Ce 7 mai , le Dr Anabelle Decottignies, bioingénieure de formation, Maître de recherche au FNRS et à la tête d’une équipe de recherche à l’Institut de Duve, a reçu le prix Allard-Janssen qui soutient sa recherche appliquée au cancer. Qu’est-ce que cette étude apporte à la lutte contre le cancer ? Et quels espoirs ces recherches font-elles naître ?

Depuis 15 ans, le Dr Anabelle Decottignies travaille sur le télomère, cette structure située à l’extrémité du chromosome qui remplit une mission de taille : assurer la protection du chromosome et permettre les divisions cellulaires. Les télomères jouent un rôle important dans le vieillissement cellulaire mais également dans le cancer. Le groupe de recherche sur les télomères de l’Institut de Duve, mené par Anabelle Decottignies, s’est dernièrement fixé un objectif : mieux comprendre le mécanisme de maintien des télomères dans les cellules cancéreuses pour identifier de nouvelles cibles dans la lutte contre le cancer.

Les télomères, cette horloge biologique

Pour comprendre leurs recherches, commençons par appréhender le fonctionnement des télomères dans nos cellules saines. Les télomères agissent comme une horloge biologique régissant la vie de nos cellules. Plus nos cellules se divisent, plus nos télomères s’usent et raccourcissent. C’est le vieillissement naturel des cellules qui peut engendrer par exemple une baisse d’immunité. Toutefois, tant que ces divisions sont limitées, elles ont un effet protecteur, notamment contre le développement de cancers. Ainsi, naturellement, après une cinquantaine de divisions, nos cellules saines ne peuvent plus se diviser.

Les cellules cancéreuses ont une jeunesse éternelle

La plupart des cellules cancéreuses, au cours de leur processus d’oncogenèse (moment où elles acquièrent des mutations qui les rendent oncogéniques), acquièrent des mutations qui les rendent éternelles.
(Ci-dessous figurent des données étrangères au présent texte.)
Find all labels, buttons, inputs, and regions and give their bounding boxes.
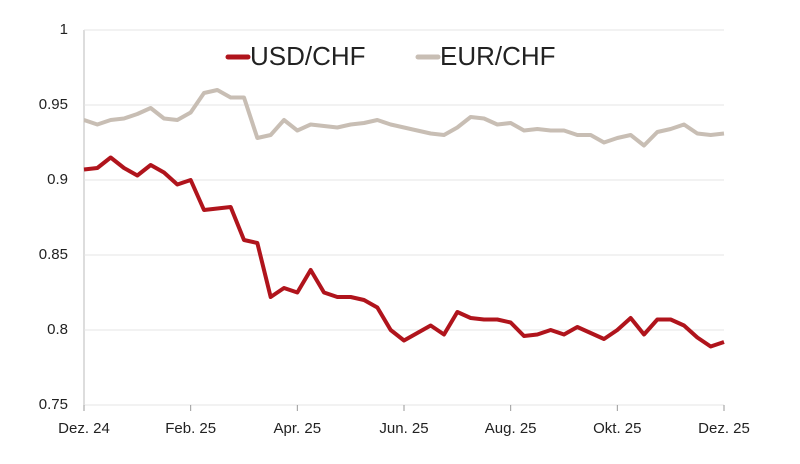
legend-label: EUR/CHF — [440, 41, 556, 71]
x-tick-label: Apr. 25 — [274, 420, 322, 437]
y-tick-label: 0.95 — [39, 96, 68, 113]
x-tick-label: Dez. 25 — [698, 420, 750, 437]
legend-label: USD/CHF — [250, 41, 366, 71]
x-tick-label: Aug. 25 — [485, 420, 537, 437]
y-tick-label: 0.75 — [39, 396, 68, 413]
y-tick-label: 0.9 — [47, 171, 68, 188]
x-tick-label: Jun. 25 — [379, 420, 428, 437]
x-tick-label: Feb. 25 — [165, 420, 216, 437]
y-tick-label: 0.8 — [47, 321, 68, 338]
line — [83, 155, 725, 349]
y-tick-label: 1 — [60, 21, 68, 38]
line — [83, 88, 725, 148]
y-tick-label: 0.85 — [39, 246, 68, 263]
x-tick-label: Dez. 24 — [58, 420, 110, 437]
x-tick-label: Okt. 25 — [593, 420, 641, 437]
Via ce processus, les cellules sont capables de se diviser à l’infini. Cette jeunesse éternelle s’appelle l’immortalité réplicative. Autrement dit, les cellules cancéreuses déjouent le processus naturel de mort cellulaire. En déjouant ce processus et en se multipliant à l’infini, les cellules cancéreuses s’amassent et forment des métastases ou des tumeurs. 
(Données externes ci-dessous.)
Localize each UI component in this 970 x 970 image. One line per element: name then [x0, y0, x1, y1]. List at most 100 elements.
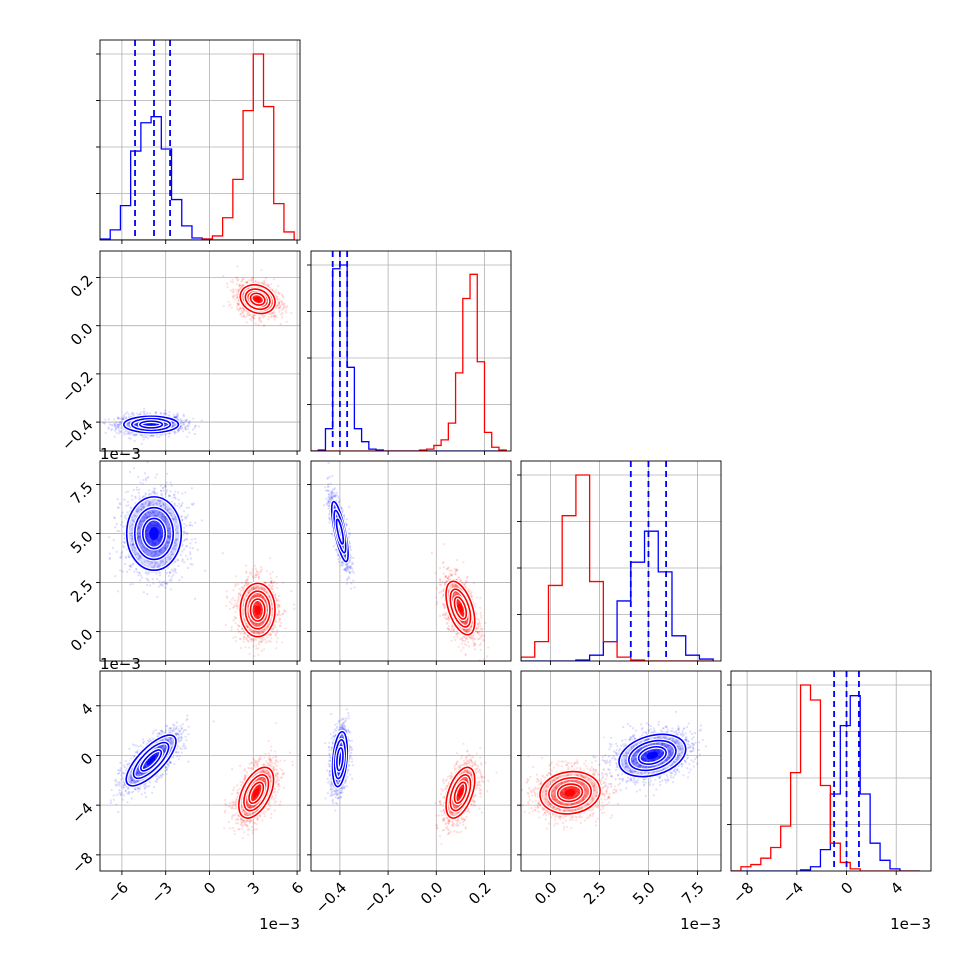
scatter-point: [159, 549, 162, 553]
scatter-point: [204, 569, 207, 572]
scatter-point: [278, 291, 281, 294]
scatter-point: [146, 548, 149, 552]
contour-line: [122, 415, 180, 434]
scatter-point: [189, 562, 192, 566]
scatter-point: [236, 293, 239, 296]
scatter-point: [260, 298, 264, 302]
scatter-point: [156, 539, 159, 542]
scatter-point: [94, 418, 96, 420]
scatter-point: [252, 277, 255, 280]
scatter-point: [171, 575, 174, 578]
scatter-point: [165, 571, 169, 575]
scatter-point: [124, 430, 128, 433]
scatter-point: [145, 516, 148, 519]
scatter-point: [130, 565, 133, 569]
scatter-point: [141, 505, 144, 509]
scatter-point: [169, 570, 172, 573]
scatter-point: [190, 538, 194, 541]
scatter-point: [186, 427, 189, 431]
scatter-point: [276, 304, 280, 307]
scatter-point: [192, 417, 195, 420]
scatter-point: [168, 511, 171, 514]
scatter-point: [148, 511, 151, 514]
scatter-point: [230, 602, 233, 605]
scatter-point: [158, 580, 161, 583]
scatter-point: [126, 424, 129, 427]
scatter-point: [127, 413, 131, 416]
scatter-point: [128, 568, 131, 571]
scatter-point: [121, 550, 124, 554]
scatter-point: [131, 412, 134, 416]
scatter-point: [245, 281, 248, 284]
scatter-point: [168, 579, 171, 582]
scatter-point: [133, 439, 136, 442]
scatter-point: [173, 430, 176, 434]
scatter-point: [115, 427, 118, 430]
scatter-point: [116, 417, 120, 420]
scatter-point: [238, 287, 241, 290]
scatter-point: [185, 544, 189, 548]
scatter-point: [113, 516, 116, 520]
scatter-point: [169, 490, 172, 493]
scatter-point: [126, 432, 130, 435]
scatter-point: [162, 584, 165, 587]
scatter-point: [176, 416, 179, 419]
scatter-point: [254, 567, 257, 570]
scatter-point: [117, 416, 120, 419]
scatter-point: [112, 422, 115, 426]
scatter-point: [242, 283, 245, 286]
scatter-point: [186, 566, 190, 570]
scatter-point: [132, 488, 135, 491]
scatter-point: [147, 549, 151, 552]
scatter-point: [280, 293, 284, 296]
scatter-point: [139, 411, 143, 414]
scatter-point: [134, 553, 137, 557]
scatter-point: [184, 554, 188, 557]
scatter-point: [260, 321, 263, 324]
scatter-point: [132, 466, 136, 470]
scatter-point: [146, 578, 149, 581]
scatter-point: [234, 298, 237, 301]
scatter-point: [254, 280, 257, 283]
scatter-point: [225, 282, 229, 285]
scatter-point: [271, 630, 275, 634]
scatter-point: [229, 289, 233, 292]
scatter-point: [165, 583, 168, 586]
scatter-point: [275, 575, 278, 579]
scatter-point: [118, 421, 121, 424]
scatter-point: [271, 312, 274, 315]
scatter-point: [148, 502, 151, 505]
scatter-point: [240, 309, 243, 312]
scatter-point: [157, 522, 160, 525]
scatter-point: [143, 412, 146, 415]
scatter-point: [148, 541, 151, 544]
scatter-point: [239, 312, 243, 315]
scatter-point: [140, 434, 143, 437]
scatter-point: [159, 411, 162, 415]
scatter-point: [276, 637, 279, 640]
scatter-point: [117, 417, 120, 420]
scatter-point: [240, 581, 244, 584]
scatter-point: [273, 314, 276, 317]
scatter-point: [230, 280, 233, 283]
scatter-point: [252, 298, 255, 301]
scatter-point: [118, 502, 121, 505]
scatter-point: [238, 285, 241, 288]
scatter-point: [126, 511, 129, 514]
scatter-point: [182, 421, 186, 424]
scatter-point: [153, 491, 156, 495]
scatter-point: [136, 533, 139, 536]
scatter-point: [155, 503, 159, 506]
scatter-point: [180, 420, 183, 423]
scatter-point: [170, 577, 173, 580]
scatter-point: [178, 427, 182, 430]
scatter-point: [110, 429, 113, 432]
scatter-point: [262, 324, 266, 328]
scatter-point: [126, 423, 130, 427]
scatter-point: [278, 292, 281, 296]
scatter-point: [125, 416, 128, 419]
scatter-point: [184, 426, 187, 429]
scatter-point: [133, 433, 136, 436]
scatter-point: [246, 311, 249, 314]
scatter-point: [248, 652, 251, 655]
La télomérase, pour acquérir une immortalité réplicative

Pour acquérir cette immortalité réplicative et se multiplier à l’infini, les cellules cancéreuses recourent à deux moyens. Le premier moyen consiste à réactiver la télomérase, cette enzyme embryonnaire « de jouvence » qui permet de maintenir la taille des télomères. En effet, au tout premier développement de l’embryon, un gène prouvant que les cellules embryonnaires sont éternellement jeunes, est actif. A ce stade, les cellules peuvent se diviser indéfiniment grâce à une protéine appelée la télomérase. Mais rapidement après, les cellules répriment l’expression du gène responsable de cette immortalité, et l’horloge biologique est enclenchée. Dans 90% des cancers, ce gène encodant la télomérase peut se réveiller, engendrant des divisions infinies, et formant des métastases et des tumeurs. 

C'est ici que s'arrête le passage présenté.